À entrada para os vinte minutos finais, Portugal colocou a bola fora das quatro linhas para permitir que um jogador fosse assistido. Só que os holandeses acabaram por não devolver a bola ao adversário. Duplicou a dose de confusão no relvado, com Wesley Sneijder e Rafael van der Vaart a serem punidos, à semelhança de Ricardo e Nuno Valente. Aos 78 minutos, Deco retardou a reinício da partida na conversão de um livre direto. O médio luso-brasileiro, que minutos antes tinha empurrado John Heitinga, recebeu duplo amarelo, deixando Portugal com nove jogadores a tentar aguentar a curta vantagem até final.

Ainda assim, a Holanda acabou por não conseguir capitalizar a vantagem numérica e viria a também a sofrer nova expulsão, de van Bronckhorst, já no quinto minuto de descontos. Os jogadores acalmaram-se com o apito final, como se nada tivesse acontecido. Quem não se recorda da célebre imagem de Deco e Gio, na altura colegas de equipa no Barcelona, depois de terem sido expulsos, sentados lado a lado à porta dos balneários a verem aquilo que se passava no relvado?

Portugal saiu vitorioso (1-0) do Frankenstadion, graças a um golo de Maniche, marcado aos 23 minutos. Deco cruzou rasteiro para a grande área e Pauleta amorteceu o esférico para o remate certeiro do camisola 18, que voltou a destroçar a baliza de Van der Sar. O centrocampista emprestado pelo Dínamo de Moscovo ao Chelsea foi eleito o melhor em campo.

“Foi um jogo intenso, disputado, difícil. Um jogo típico da [Taça dos] Libertadores, que é uma guerra”, analisou o técnico Luiz Felipe Scolari. “No segundo tempo não jogamos futebol, foi apenas caos”, lamentou o seu homónimo Marco Van Basten. Até Joseph Blatter, no momento o presidente da FIFA, criticou a prestação do árbitro, ao apontar que Ivanov deveria ter mostrado um amarelo a si próprio pela fraca exibição durante a partida.

O juiz russo estava à beira da reforma quando foi escalado para a partida entre Portugal e Holanda. Teoricamente, seria o derradeiro encontro da sua carreira internacional, iniciada em 1997. Holandeses e portugueses ajudaram-no a fazer com que esse jogo se tornasse inesquecível. Mesmo que só tenham sido cometidas 25 faltas. “Foi o jogo mais difícil da minha carreira. Tinha arbitrado muitos jogos na Rússia e no cenário internacional e lidado com várias situações diferentes. Estava preparado para um jogo de extrema pressão, mas o ambiente que encontrei ali era diferente de qualquer outro que já tivesse experimentado”, assumiu em entrevista à página oficial da FIFA.

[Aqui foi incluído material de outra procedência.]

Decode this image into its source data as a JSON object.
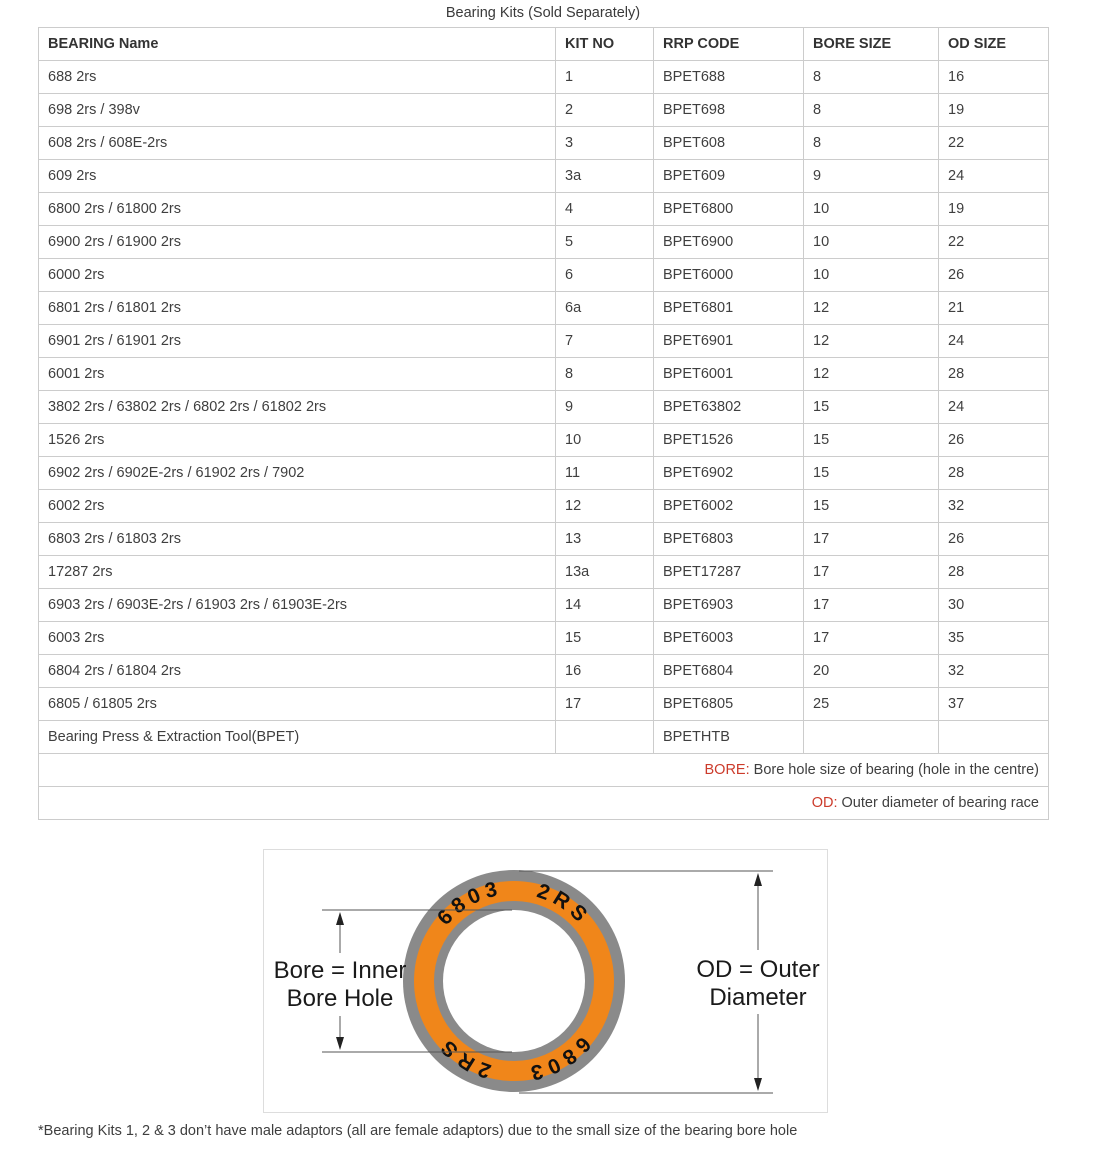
{
  "title": "Bearing Kits (Sold Separately)",
  "table": {
    "columns": [
      "BEARING Name",
      "KIT NO",
      "RRP CODE",
      "BORE SIZE",
      "OD SIZE"
    ],
    "rows": [
      [
        "688 2rs",
        "1",
        "BPET688",
        "8",
        "16"
      ],
      [
        "698 2rs / 398v",
        "2",
        "BPET698",
        "8",
        "19"
      ],
      [
        "608 2rs / 608E-2rs",
        "3",
        "BPET608",
        "8",
        "22"
      ],
      [
        "609 2rs",
        "3a",
        "BPET609",
        "9",
        "24"
      ],
      [
        "6800 2rs / 61800 2rs",
        "4",
        "BPET6800",
        "10",
        "19"
      ],
      [
        "6900 2rs / 61900 2rs",
        "5",
        "BPET6900",
        "10",
        "22"
      ],
      [
        "6000 2rs",
        "6",
        "BPET6000",
        "10",
        "26"
      ],
      [
        "6801 2rs / 61801 2rs",
        "6a",
        "BPET6801",
        "12",
        "21"
      ],
      [
        "6901 2rs / 61901 2rs",
        "7",
        "BPET6901",
        "12",
        "24"
      ],
      [
        "6001 2rs",
        "8",
        "BPET6001",
        "12",
        "28"
      ],
      [
        "3802 2rs / 63802 2rs / 6802 2rs / 61802 2rs",
        "9",
        "BPET63802",
        "15",
        "24"
      ],
      [
        "1526 2rs",
        "10",
        "BPET1526",
        "15",
        "26"
      ],
      [
        "6902 2rs / 6902E-2rs / 61902 2rs / 7902",
        "11",
        "BPET6902",
        "15",
        "28"
      ],
      [
        "6002 2rs",
        "12",
        "BPET6002",
        "15",
        "32"
      ],
      [
        "6803 2rs / 61803 2rs",
        "13",
        "BPET6803",
        "17",
        "26"
      ],
      [
        "17287 2rs",
        "13a",
        "BPET17287",
        "17",
        "28"
      ],
      [
        "6903 2rs / 6903E-2rs / 61903 2rs / 61903E-2rs",
        "14",
        "BPET6903",
        "17",
        "30"
      ],
      [
        "6003 2rs",
        "15",
        "BPET6003",
        "17",
        "35"
      ],
      [
        "6804 2rs / 61804 2rs",
        "16",
        "BPET6804",
        "20",
        "32"
      ],
      [
        "6805 / 61805 2rs",
        "17",
        "BPET6805",
        "25",
        "37"
      ],
      [
        "Bearing Press & Extraction Tool(BPET)",
        "",
        "BPETHTB",
        "",
        ""
      ]
    ],
    "notes": {
      "bore_label": "BORE:",
      "bore_text": " Bore hole size of bearing (hole in the centre)",
      "od_label": "OD:",
      "od_text": " Outer diameter of bearing race"
    }
  },
  "diagram": {
    "ring_text": "6803 2RS",
    "bore_label_line1": "Bore = Inner",
    "bore_label_line2": "Bore Hole",
    "od_label_line1": "OD = Outer",
    "od_label_line2": "Diameter",
    "ring_color": "#f0861a",
    "rim_color": "#8a8a8a"
  },
  "footnote": "*Bearing Kits 1, 2 & 3 don’t have male adaptors (all are female adaptors) due to the small size of the bearing bore hole",
  "colors": {
    "accent_red": "#cc3b2b",
    "text": "#3f3f3f",
    "border": "#cccccc"
  }
}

No fim de contas, as quinas já não atingiam os quartos de final do Mundial desde a geração de Eusébio, em 1966. Quarenta anos depois repetiram o marco em Nuremberga. Seguiu-se a Inglaterra, derrotada através do desempate por grandes penalidades. Portugal acabou a prova na quarta posição, depois de cair nas meias-finais perante a França e perder a atribuição do terceiro posto para a anfitriã Alemanha. Foi o segundo melhor registo em sete presenças mundialistas.

“Almanaque Mundial” é um rubrica diária do JPN que mergulha em curiosidades da principal competição futebolística de seleções.